In The Politics of Yahweh, John C. Nugent outlines J.H. Yoder’s theology of the O.T. and talks about life in Eden. If we believe in God’s sovereign right to give and take life, why is it that most of our conversation focuses only on humans overstepping their bounds when they take life (war and violence) and little about how we “give life?”(medical interventions in fertility and the prolonging of life.) Perhaps because it is harder to see the line we are stepping over between medicine being a good gift from God and humankind’s desire to take God out of the equation.
I am sure you have considered these thoughts, and would be interested if you could point me to other resources or areas where you have addressed this issue.
Good to hear from you, David.
First, as you admit you are not really addressing the “main thrust” of my posts. This is fine, but I do want to point out that my main concern was simply to challenge the idea that Ilse and Jennifer’s inability to “naturally” procreate is reason to deny them the possibility of Christian marriage.
So, I wasn’t really thinking about the kinds of issues you raise. I certainly agree that single people can participate in the nurture children in the church (and elsewhere). I don’t see that as evidence against the validity of same-sex marriage, though.
I do share at least some of your (and Hauerwas’s) uneasiness about “medical interventions in fertility,” though I also think in the case of married heterosexual couples who are unable “naturally” to produce children, “artificial” intervention can be quite valid and life-enhancing. I don’t see why this couldn’t also be the case for married same-sex couples.
But perhaps I am missing your concerns….
Ted,
You are not missing my concerns as much as I am hijacking your post and taking it in a tangential direction. My apologies. It may not be beneficial continue the conversation here.
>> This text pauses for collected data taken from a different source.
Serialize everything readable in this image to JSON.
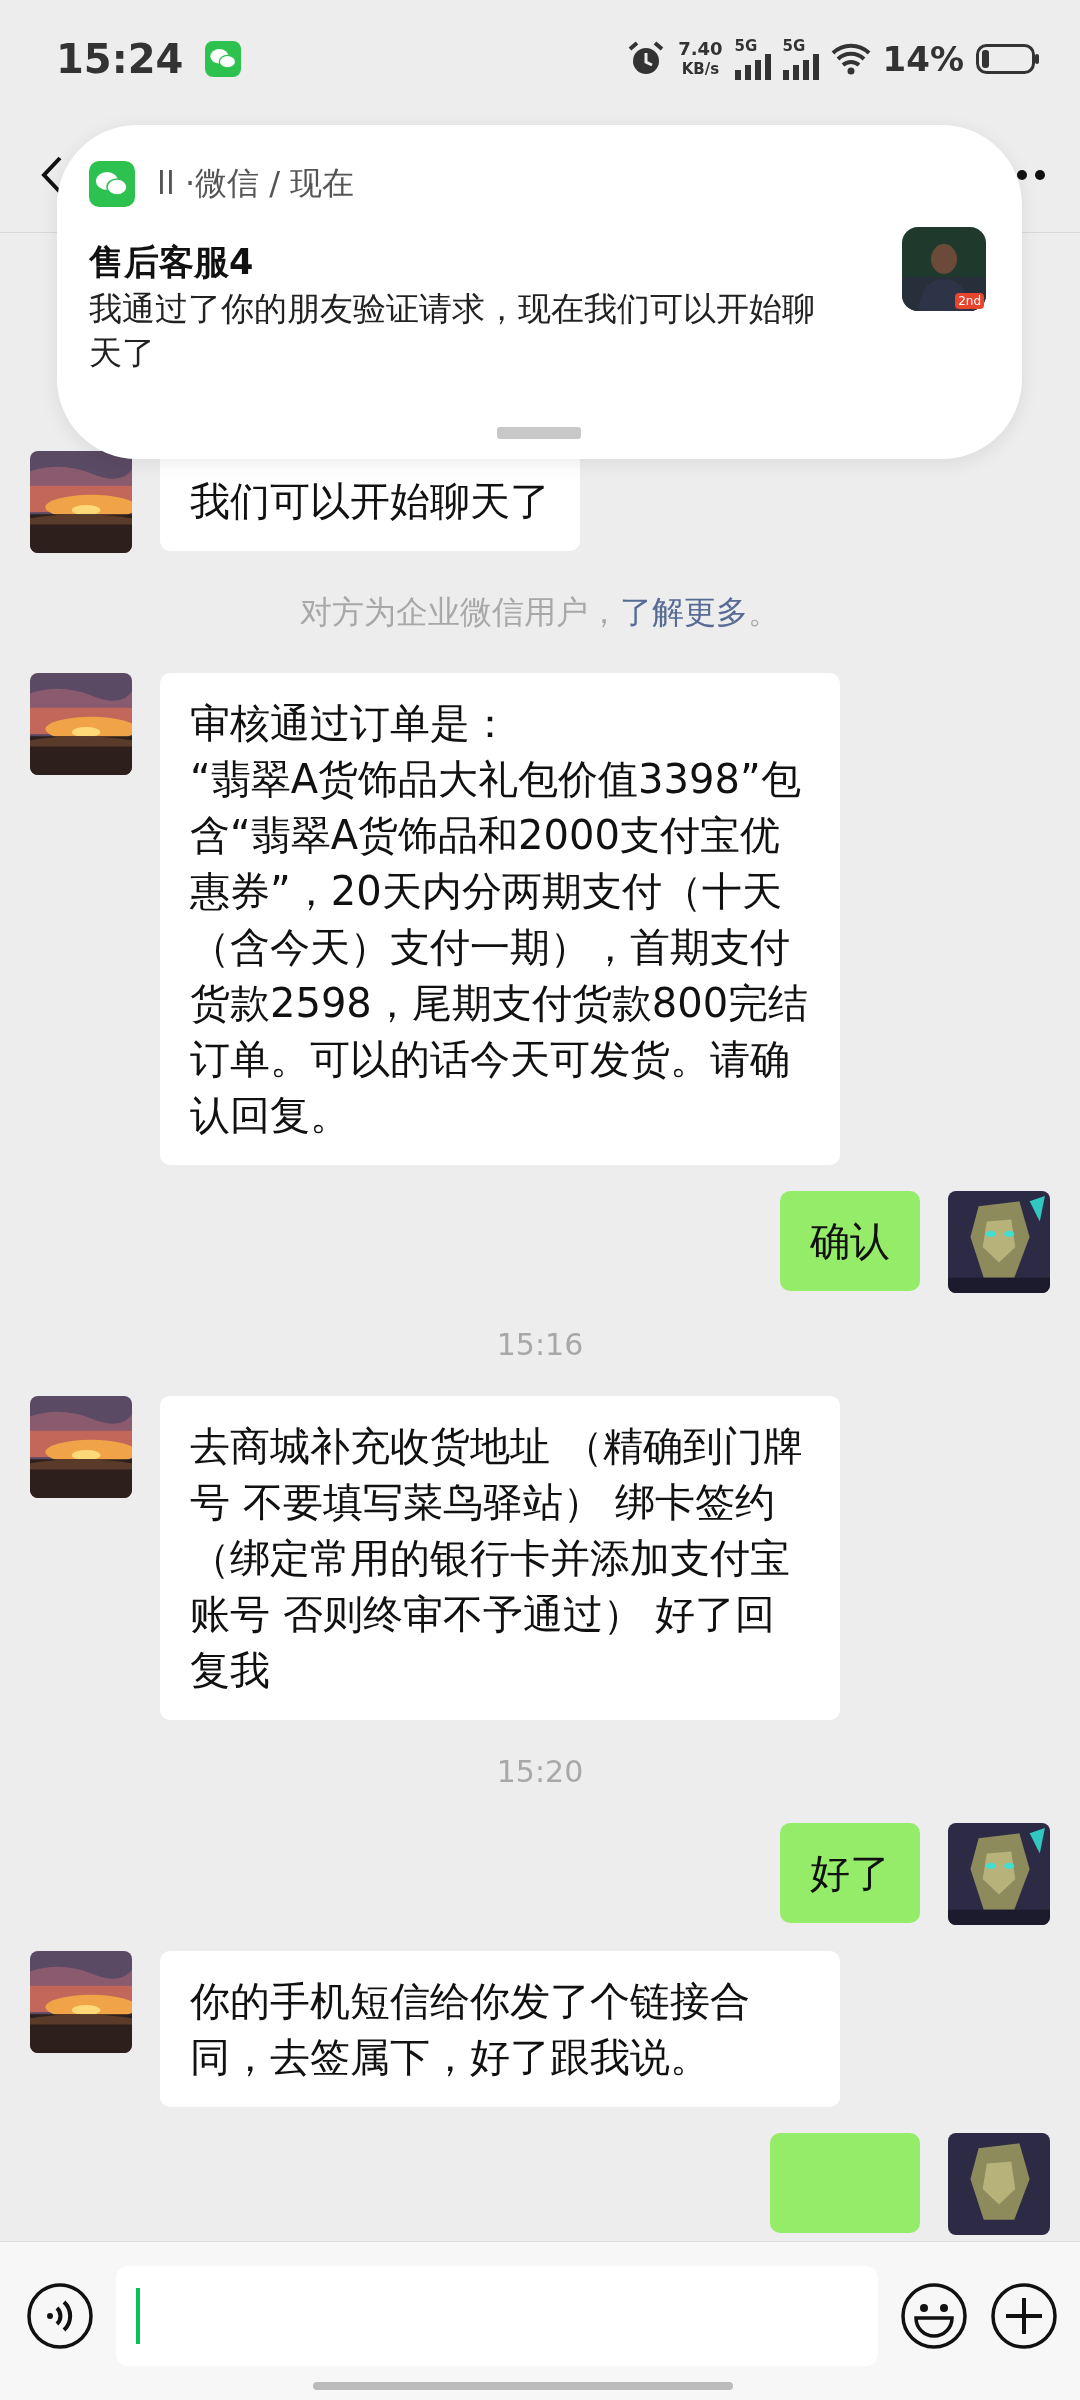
{
  "status_bar": {
    "time": "15:24",
    "speed_value": "7.40",
    "speed_unit": "KB/s",
    "network_1": "5G",
    "network_2": "5G",
    "battery": "14%"
  },
  "notification": {
    "app": "ll ·微信 / 现在",
    "sender": "售后客服4",
    "text": "我通过了你的朋友验证请求，现在我们可以开始聊天了",
    "badge": "2nd"
  },
  "messages": [
    {
      "kind": "incoming",
      "text": "我们可以开始聊天了"
    },
    {
      "kind": "system",
      "text": "对方为企业微信用户，",
      "link": "了解更多",
      "end": "。"
    },
    {
      "kind": "incoming",
      "text": "审核通过订单是：\n“翡翠A货饰品大礼包价值3398”包含“翡翠A货饰品和2000支付宝优惠券”，20天内分两期支付（十天（含今天）支付一期），首期支付货款2598，尾期支付货款800完结订单。可以的话今天可发货。请确认回复。"
    },
    {
      "kind": "outgoing",
      "text": "确认"
    },
    {
      "kind": "time",
      "text": "15:16"
    },
    {
      "kind": "incoming",
      "text": "去商城补充收货地址 （精确到门牌号 不要填写菜鸟驿站） 绑卡签约（绑定常用的银行卡并添加支付宝账号 否则终审不予通过） 好了回复我"
    },
    {
      "kind": "time",
      "text": "15:20"
    },
    {
      "kind": "outgoing",
      "text": "好了"
    },
    {
      "kind": "incoming",
      "text": "你的手机短信给你发了个链接合同，去签属下，好了跟我说。"
    },
    {
      "kind": "outgoing_cut"
    }
  ]
}
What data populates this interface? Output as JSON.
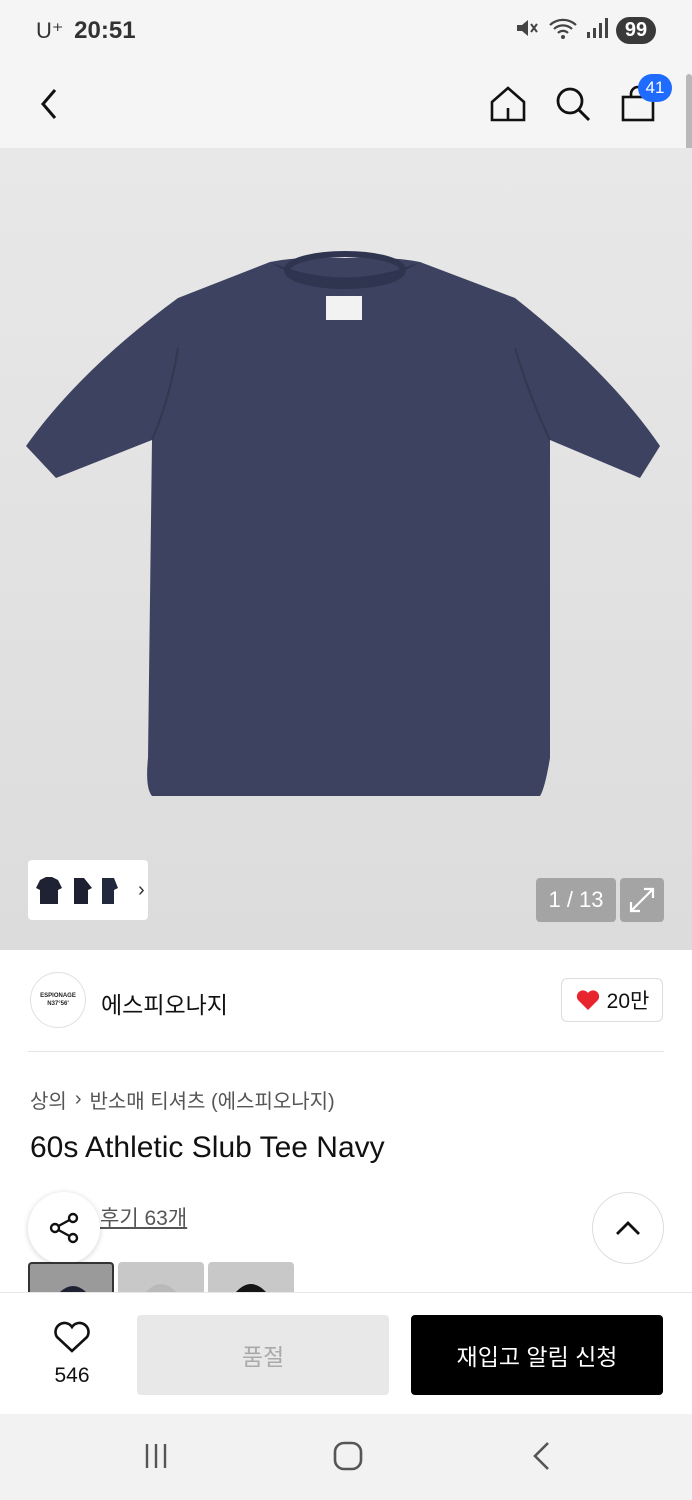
{
  "status_bar": {
    "carrier": "U⁺",
    "time": "20:51",
    "battery": "99"
  },
  "nav": {
    "cart_count": "41"
  },
  "gallery": {
    "page_counter": "1 / 13"
  },
  "brand": {
    "logo_text_1": "ESPIONAGE",
    "logo_text_2": "N37°56'",
    "name": "에스피오나지",
    "like_count": "20만"
  },
  "product": {
    "breadcrumb": [
      "상의",
      "반소매 티셔츠 (에스피오나지)"
    ],
    "title": "60s Athletic Slub Tee Navy",
    "review_link": "후기 63개"
  },
  "bottom_bar": {
    "wish_count": "546",
    "soldout_label": "품절",
    "restock_label": "재입고 알림 신청"
  },
  "colors": {
    "accent_blue": "#1f6bff",
    "heart_red": "#e8242e",
    "shirt_navy": "#3d4260"
  }
}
Well, there is obviously not a lot of discussion going on here right now about the post per se, David. I’d be happy for more conversation here (or elsewhere) about your “tangent.”
I haven’t yet figured out how to afford to come to EMS for seminary, so chatting over coffee may have to wait. I am not comfortable with my ability to communicate what I am getting at so that I won’t be misunderstood. So I will refrain from continuing the conversation here.
Sure. Kathleen and I are talking about perhaps heading out to Oregon for Fall break. If we do, maybe you and I could do some chatting over coffee.